A major difference between Novial and Esperanto/Ido concerns noun endings. Jespersen rejected a single vowel to terminate all nouns (-o in Esperanto/Ido), finding it unnatural and potentially confusing. Instead, Novial nouns may end in -o, -a, -e, or -u or -um. These endings may be taken to indicate natural sex according to the custom in Romance languages, though there is no grammatical gender or requirement for adjectives to agree with nouns.

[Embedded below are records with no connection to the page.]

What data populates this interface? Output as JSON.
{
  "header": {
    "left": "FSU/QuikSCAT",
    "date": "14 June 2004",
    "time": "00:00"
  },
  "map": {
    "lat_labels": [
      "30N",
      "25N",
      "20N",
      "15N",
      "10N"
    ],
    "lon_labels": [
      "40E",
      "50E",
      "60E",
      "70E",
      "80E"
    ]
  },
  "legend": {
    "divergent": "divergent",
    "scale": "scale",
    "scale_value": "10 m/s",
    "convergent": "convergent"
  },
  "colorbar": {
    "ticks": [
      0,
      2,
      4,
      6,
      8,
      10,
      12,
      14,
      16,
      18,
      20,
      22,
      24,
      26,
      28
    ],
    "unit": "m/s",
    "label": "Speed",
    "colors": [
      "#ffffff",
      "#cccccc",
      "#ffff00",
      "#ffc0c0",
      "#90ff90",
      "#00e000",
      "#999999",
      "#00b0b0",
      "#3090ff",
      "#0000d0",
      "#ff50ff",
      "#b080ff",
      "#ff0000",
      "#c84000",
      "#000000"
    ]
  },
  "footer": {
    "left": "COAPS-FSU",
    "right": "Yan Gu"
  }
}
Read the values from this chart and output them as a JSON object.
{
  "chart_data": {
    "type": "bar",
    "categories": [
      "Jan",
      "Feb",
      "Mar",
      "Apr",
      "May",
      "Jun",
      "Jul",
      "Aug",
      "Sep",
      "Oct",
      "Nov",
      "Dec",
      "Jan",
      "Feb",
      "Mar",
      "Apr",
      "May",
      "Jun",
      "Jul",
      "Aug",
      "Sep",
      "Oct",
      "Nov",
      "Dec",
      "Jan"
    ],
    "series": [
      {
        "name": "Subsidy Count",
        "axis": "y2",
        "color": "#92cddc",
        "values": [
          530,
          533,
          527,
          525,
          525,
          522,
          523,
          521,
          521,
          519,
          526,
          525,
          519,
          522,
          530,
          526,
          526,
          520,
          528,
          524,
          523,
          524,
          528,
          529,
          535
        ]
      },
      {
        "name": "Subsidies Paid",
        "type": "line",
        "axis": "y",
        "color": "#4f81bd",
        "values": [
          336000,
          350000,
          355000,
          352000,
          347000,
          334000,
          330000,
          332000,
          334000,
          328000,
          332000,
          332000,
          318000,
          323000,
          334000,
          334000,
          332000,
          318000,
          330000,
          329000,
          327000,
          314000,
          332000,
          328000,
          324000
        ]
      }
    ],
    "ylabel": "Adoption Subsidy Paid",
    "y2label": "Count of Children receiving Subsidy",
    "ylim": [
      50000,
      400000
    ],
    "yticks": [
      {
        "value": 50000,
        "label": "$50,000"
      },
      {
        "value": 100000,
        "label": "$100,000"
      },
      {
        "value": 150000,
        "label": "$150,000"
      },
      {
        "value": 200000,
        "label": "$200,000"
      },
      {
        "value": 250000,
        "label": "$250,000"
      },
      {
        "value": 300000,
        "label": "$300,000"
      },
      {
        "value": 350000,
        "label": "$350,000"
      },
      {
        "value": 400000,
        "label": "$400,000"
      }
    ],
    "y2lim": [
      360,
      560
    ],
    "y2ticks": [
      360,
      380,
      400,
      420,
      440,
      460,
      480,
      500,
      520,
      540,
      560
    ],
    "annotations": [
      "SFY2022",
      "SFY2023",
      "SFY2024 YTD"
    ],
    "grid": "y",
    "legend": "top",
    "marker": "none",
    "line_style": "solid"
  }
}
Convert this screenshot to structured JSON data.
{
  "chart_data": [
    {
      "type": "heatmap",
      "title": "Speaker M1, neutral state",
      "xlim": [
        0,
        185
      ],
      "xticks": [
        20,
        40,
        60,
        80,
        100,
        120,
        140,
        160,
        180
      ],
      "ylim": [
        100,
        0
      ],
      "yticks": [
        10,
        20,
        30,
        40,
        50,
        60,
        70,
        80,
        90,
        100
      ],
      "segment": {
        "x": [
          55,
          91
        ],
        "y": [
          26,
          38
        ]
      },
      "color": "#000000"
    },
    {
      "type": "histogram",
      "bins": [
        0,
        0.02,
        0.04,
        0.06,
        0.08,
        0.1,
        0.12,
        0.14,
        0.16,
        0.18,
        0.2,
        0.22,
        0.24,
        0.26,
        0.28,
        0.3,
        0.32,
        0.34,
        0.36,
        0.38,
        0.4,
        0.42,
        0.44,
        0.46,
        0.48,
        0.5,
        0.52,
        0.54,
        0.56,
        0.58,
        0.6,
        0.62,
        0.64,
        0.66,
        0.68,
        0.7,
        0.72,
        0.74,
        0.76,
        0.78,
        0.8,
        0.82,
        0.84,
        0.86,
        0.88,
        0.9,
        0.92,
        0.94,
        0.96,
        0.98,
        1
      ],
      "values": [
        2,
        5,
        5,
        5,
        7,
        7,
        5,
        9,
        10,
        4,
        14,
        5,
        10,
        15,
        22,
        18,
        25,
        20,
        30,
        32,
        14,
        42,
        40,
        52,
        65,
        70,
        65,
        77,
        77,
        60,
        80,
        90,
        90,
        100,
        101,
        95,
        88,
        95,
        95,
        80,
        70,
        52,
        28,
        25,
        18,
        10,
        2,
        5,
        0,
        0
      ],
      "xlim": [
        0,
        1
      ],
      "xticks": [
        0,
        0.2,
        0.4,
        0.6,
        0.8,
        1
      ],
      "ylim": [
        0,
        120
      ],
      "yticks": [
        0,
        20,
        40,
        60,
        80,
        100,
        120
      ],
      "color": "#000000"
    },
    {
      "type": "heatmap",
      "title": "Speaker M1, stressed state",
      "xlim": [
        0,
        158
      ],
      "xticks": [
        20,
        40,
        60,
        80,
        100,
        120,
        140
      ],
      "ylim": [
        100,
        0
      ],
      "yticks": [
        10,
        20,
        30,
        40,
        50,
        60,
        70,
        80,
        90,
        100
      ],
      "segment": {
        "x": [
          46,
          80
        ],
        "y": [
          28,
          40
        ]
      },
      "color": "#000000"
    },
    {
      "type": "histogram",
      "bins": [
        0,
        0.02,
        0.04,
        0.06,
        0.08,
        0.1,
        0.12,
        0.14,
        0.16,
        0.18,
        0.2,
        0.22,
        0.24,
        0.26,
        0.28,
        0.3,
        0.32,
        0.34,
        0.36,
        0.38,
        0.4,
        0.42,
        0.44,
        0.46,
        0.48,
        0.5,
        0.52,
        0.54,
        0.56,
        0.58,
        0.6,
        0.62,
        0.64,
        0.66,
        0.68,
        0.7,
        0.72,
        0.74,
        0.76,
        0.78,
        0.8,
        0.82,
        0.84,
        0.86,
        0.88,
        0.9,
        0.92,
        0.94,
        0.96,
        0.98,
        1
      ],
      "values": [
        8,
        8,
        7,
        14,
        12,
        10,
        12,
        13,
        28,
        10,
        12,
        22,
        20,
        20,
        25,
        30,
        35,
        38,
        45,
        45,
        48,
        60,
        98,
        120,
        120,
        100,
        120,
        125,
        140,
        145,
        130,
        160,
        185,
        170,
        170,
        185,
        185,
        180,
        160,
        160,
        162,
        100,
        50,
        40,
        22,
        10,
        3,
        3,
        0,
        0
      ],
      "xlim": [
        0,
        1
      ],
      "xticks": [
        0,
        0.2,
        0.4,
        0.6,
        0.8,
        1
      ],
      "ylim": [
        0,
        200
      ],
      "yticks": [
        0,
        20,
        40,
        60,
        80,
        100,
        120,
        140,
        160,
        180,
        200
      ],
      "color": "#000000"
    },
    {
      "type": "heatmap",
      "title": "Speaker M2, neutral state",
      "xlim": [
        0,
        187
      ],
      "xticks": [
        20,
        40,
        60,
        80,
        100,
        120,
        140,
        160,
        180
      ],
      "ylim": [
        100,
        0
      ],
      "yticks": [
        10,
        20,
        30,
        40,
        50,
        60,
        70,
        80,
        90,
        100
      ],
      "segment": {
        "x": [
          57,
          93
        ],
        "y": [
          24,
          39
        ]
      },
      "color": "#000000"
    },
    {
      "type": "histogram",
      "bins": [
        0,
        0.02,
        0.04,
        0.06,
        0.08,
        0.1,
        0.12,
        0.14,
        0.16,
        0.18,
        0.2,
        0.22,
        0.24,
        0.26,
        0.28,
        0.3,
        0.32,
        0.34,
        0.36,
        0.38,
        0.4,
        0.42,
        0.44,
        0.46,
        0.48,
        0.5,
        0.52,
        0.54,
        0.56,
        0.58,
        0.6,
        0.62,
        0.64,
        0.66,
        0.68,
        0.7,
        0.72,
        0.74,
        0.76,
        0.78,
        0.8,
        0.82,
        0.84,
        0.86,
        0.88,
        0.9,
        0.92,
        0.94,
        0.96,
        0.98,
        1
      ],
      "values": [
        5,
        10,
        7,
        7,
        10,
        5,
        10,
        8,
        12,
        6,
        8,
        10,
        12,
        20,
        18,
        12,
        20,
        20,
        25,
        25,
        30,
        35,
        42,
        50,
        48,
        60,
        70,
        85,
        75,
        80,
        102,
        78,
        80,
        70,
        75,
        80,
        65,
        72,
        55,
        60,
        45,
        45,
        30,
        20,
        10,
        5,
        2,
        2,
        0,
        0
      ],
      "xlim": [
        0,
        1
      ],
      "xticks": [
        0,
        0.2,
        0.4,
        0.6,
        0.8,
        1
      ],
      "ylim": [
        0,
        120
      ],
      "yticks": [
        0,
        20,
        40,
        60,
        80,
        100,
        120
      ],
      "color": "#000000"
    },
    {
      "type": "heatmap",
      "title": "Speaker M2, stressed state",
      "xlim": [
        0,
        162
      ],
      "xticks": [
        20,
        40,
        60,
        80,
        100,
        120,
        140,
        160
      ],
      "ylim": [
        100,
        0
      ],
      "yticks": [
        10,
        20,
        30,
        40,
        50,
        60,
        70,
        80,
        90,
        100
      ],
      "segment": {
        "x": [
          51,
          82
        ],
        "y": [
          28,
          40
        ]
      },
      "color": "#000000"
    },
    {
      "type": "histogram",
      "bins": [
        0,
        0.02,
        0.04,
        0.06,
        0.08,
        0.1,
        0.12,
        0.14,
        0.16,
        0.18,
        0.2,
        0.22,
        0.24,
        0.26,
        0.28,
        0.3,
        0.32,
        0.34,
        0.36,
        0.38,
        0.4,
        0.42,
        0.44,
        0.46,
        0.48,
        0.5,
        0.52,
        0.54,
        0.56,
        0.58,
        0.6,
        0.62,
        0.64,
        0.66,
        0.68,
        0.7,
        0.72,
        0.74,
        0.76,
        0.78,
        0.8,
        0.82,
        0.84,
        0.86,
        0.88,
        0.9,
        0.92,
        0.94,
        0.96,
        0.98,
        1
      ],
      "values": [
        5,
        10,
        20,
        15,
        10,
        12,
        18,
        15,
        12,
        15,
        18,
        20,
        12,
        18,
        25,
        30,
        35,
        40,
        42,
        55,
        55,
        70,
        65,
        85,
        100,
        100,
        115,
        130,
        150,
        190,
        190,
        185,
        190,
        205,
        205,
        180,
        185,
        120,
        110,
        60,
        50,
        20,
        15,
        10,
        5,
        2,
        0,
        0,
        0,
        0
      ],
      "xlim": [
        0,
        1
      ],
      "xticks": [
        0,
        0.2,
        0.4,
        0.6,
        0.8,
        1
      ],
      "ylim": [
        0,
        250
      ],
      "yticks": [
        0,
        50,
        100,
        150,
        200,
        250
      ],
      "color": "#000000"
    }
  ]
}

==Language sample for comparison==
Here is the Lord's Prayer in Novial and several related languages:

| Novial version: | Esperanto version: | Ido version: | Latin version: |
|---|---|---|---|
| Nusen Patre, kel es in siele, mey vun nome bli sanktifika, mey vun regno veni; mey on fa vun volio kom in siele anke sur tere. Dona a nus disdi li omnidiali pane, e pardona a nus nusen ofensos, kom anke nus pardona a nusen ofensantes, e non dukte nus en tentatione, ma liberisa nus fro malu. Amen. | Patro nia, kiu estas en la ĉielo, Via nomo estu sanktigita. Venu Via regno, plenumiĝu Via volo, kiel en la ĉielo, tiel ankaŭ sur la tero. Nian panon ĉiutagan donu al ni hodiaŭ. Kaj pardonu al ni niajn ŝuldojn, kiel ankaŭ ni pardonas al niaj ŝuldantoj. Kaj ne konduku nin en tenton, sed liberigu nin de la malbono. Amen. | Patro nia, qua esas en la cielo, tua nomo santigesez; tua regno advenez; tua volo facesez quale en la cielo tale anke sur la tero. Donez a ni cadie l'omnadia pano, e pardonez a ni nia ofensi, quale anke ni pardonas a nia ofensanti, e ne duktez ni aden la tento, ma liberigez ni del malajo. Amen. | Pater noster, qui es in caelis: sanctificetur Nomen Tuum; adveniat Regnum Tuum; fiat voluntas Tua, sicut in caelo, et in terra. Panem nostrum cotidianum da nobis hodie; et dimitte nobis debita nostra, Sicut et nos dimittimus debitoribus nostris; et ne nos inducas in tentationem; sed libera nos a Malo. Amen. |

==Criticism==
As Jespersen relates in his autobiography, in 1934 he proposed an orthographic reform to Novial, which displeased a faction of the users. Jespersen abandoned the essential principle of one sound, one letter:

I proposed some not inconsiderable amendments, especially by introducing an "orthographic" Novial alongside the original phonetically written language. (...) Thus the sound [k], besides being represented by the letters k and q and the first part of x, also acquired the new sign c (before a, o, u and consonants), a practice with which nearly all Europeans, Americans, and Australians are familiar from childhood. (...) I know that this orthographic form has displeased several of Novial's old and faithful friends, but it is my impression that many others have applauded it.

Some of Jespersen's colleagues among philologists jokingly referred to Novial as Jesperanto, combining his surname with Esperanto, the prototypical auxiliary language.